What was Rossum’s plan? Was Adelle being paranoid, or might they have targeted her. Because if what happened the episode was their plan all along, then Adelle made a very, very costly mistake, by interfering.
Despite the plausibility concerns, I really enjoyed these episodes of Dollhouse, they had a lot going for them. But, mostly, it wasn’t what I love about the show. It was twisty-turny, bad guys vs. possibly more bad guys, inevitable progression towards a not very interesting post-apocalyptic world. More rocket launchers than emotional resonance.*
What I love about this show is the relationship with the dolls to each other and the dollhouse. I love the deep resonance this has with resistance and survival in our world. (Yeah this is partly a complaint about the complete lack of Victor and Sierra).
We did see aspects of the dolls resistance this episode. In particular, we saw the feeble strength of one, how easily individual dolls were used and destroyed.
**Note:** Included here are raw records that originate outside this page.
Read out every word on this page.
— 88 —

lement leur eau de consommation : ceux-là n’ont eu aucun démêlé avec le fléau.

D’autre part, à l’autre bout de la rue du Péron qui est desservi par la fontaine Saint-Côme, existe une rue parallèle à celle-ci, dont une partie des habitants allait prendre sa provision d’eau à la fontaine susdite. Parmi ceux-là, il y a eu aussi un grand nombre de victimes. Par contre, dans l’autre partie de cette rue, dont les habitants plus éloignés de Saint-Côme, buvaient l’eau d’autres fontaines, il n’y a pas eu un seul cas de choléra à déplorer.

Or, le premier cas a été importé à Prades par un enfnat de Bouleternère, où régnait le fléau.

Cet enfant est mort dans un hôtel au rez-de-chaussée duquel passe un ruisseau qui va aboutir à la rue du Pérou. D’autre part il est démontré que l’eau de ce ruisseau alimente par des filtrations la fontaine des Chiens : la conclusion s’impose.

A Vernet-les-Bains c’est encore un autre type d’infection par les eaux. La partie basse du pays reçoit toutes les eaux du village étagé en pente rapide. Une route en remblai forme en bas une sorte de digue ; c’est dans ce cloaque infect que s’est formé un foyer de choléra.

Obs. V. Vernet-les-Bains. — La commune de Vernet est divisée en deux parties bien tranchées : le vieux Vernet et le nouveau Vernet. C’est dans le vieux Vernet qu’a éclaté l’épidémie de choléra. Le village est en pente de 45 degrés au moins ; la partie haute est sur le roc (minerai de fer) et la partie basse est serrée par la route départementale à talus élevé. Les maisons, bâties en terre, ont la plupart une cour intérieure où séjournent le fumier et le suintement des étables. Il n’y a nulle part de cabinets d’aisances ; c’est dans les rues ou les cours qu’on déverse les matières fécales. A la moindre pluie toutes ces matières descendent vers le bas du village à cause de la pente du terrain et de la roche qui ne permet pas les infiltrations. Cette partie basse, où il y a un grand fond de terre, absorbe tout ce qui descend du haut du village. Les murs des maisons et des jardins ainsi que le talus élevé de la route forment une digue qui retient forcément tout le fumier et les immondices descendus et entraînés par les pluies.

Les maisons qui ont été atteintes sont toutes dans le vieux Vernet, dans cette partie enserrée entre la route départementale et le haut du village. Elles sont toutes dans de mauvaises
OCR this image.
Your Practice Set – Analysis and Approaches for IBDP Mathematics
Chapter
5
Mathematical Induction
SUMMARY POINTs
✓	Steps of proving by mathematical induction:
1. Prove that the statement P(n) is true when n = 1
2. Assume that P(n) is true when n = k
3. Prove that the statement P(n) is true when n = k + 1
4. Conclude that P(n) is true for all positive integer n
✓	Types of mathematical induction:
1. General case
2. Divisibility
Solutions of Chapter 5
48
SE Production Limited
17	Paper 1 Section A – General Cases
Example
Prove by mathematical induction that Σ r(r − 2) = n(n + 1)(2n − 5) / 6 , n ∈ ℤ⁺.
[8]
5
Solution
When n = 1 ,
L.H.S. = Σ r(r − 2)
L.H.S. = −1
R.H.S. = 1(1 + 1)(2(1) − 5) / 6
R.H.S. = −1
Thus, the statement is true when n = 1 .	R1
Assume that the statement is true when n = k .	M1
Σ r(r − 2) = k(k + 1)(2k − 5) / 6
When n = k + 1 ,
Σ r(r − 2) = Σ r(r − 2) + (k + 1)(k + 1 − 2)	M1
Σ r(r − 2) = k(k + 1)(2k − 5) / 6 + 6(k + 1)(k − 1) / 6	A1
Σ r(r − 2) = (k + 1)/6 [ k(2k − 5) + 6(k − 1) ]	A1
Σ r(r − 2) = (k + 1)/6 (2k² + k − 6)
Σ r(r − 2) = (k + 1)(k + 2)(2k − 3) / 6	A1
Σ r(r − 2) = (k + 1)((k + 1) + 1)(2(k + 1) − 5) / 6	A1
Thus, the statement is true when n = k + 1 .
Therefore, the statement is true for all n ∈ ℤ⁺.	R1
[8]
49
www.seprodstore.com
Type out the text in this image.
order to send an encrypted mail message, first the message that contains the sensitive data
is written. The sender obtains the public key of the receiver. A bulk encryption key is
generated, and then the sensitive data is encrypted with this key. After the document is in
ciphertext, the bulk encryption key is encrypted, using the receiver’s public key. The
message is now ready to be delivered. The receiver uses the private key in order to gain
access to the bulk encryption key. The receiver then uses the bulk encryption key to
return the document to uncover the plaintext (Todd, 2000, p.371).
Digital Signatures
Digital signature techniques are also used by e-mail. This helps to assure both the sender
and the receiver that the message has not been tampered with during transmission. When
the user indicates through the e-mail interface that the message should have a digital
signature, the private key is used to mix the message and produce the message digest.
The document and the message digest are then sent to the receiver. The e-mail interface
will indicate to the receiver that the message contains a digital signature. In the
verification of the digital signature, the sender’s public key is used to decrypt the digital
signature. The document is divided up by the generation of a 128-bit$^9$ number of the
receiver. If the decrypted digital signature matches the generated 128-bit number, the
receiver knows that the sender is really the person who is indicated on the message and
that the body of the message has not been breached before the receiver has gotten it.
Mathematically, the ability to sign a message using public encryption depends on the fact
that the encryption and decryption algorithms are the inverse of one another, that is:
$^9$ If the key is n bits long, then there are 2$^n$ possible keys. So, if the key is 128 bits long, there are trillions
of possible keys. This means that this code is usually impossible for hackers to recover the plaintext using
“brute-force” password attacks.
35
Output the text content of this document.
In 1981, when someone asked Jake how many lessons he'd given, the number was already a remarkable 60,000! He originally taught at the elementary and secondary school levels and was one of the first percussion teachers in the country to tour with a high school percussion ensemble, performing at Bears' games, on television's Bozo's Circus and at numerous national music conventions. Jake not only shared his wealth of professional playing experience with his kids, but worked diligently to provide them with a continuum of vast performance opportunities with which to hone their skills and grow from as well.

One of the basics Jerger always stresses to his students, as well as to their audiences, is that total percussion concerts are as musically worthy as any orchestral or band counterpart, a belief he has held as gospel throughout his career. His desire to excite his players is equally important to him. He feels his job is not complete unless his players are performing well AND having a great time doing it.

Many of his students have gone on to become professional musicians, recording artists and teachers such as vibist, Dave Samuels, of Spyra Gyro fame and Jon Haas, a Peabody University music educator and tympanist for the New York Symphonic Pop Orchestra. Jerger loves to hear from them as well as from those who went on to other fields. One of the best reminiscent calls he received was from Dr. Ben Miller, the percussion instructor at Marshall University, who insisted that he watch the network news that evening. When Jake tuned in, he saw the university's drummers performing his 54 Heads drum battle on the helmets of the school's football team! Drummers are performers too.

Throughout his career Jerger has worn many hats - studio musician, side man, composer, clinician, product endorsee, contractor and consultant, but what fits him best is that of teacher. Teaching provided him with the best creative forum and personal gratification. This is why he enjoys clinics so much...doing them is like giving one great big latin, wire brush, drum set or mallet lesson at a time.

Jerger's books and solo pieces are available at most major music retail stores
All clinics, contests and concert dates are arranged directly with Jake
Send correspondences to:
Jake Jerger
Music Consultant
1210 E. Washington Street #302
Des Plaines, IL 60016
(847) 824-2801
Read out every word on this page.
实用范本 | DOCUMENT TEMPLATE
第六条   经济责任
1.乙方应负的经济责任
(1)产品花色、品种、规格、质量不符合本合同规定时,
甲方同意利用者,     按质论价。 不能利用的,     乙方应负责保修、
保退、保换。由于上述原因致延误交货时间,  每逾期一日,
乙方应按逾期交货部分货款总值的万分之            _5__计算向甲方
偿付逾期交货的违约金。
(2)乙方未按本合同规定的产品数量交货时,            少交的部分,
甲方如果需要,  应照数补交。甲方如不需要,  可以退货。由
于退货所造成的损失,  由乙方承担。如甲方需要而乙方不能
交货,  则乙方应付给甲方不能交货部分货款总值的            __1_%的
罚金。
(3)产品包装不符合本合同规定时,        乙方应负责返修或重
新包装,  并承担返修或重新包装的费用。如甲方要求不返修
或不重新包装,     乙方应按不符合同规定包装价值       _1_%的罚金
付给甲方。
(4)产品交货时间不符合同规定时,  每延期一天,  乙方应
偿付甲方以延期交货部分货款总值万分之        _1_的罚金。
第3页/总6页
I really liked Caroline and Perrin’s relationship (minus the strangely sexualised cutting into each other’s neck). For a moment, they were figuring something out together. I think it was telling that Perrin decided to go back, decided to have his mind wiped. He chose to continue to believe that he was rescuing people, than working with people. That’s a sad choice, but in the circumstances an understandable one. This is a show about resistance, but also about acquiescence.
I wonder if we saw even more than that. Bennett’s suggestion that the brain can hold multiple imprints – maybe this integration will be the solution for the dolls we know and the other people who were devastated by the tech that’s still to come. Perhaps there’s more hope for the world in Epitaph One than a ladder that goes upwards.
*This is a reference to Joss’s commentary on Innocence where he says the two most important things to him in the work that he does are emotional resonance and rocket launchers. I think this is a great point about what great TV needs (as long as you take the rocket launchers as slightly metaphorical, but I am aware that the fact that I quote Joss Whedon’s commentaries is pretty geeky.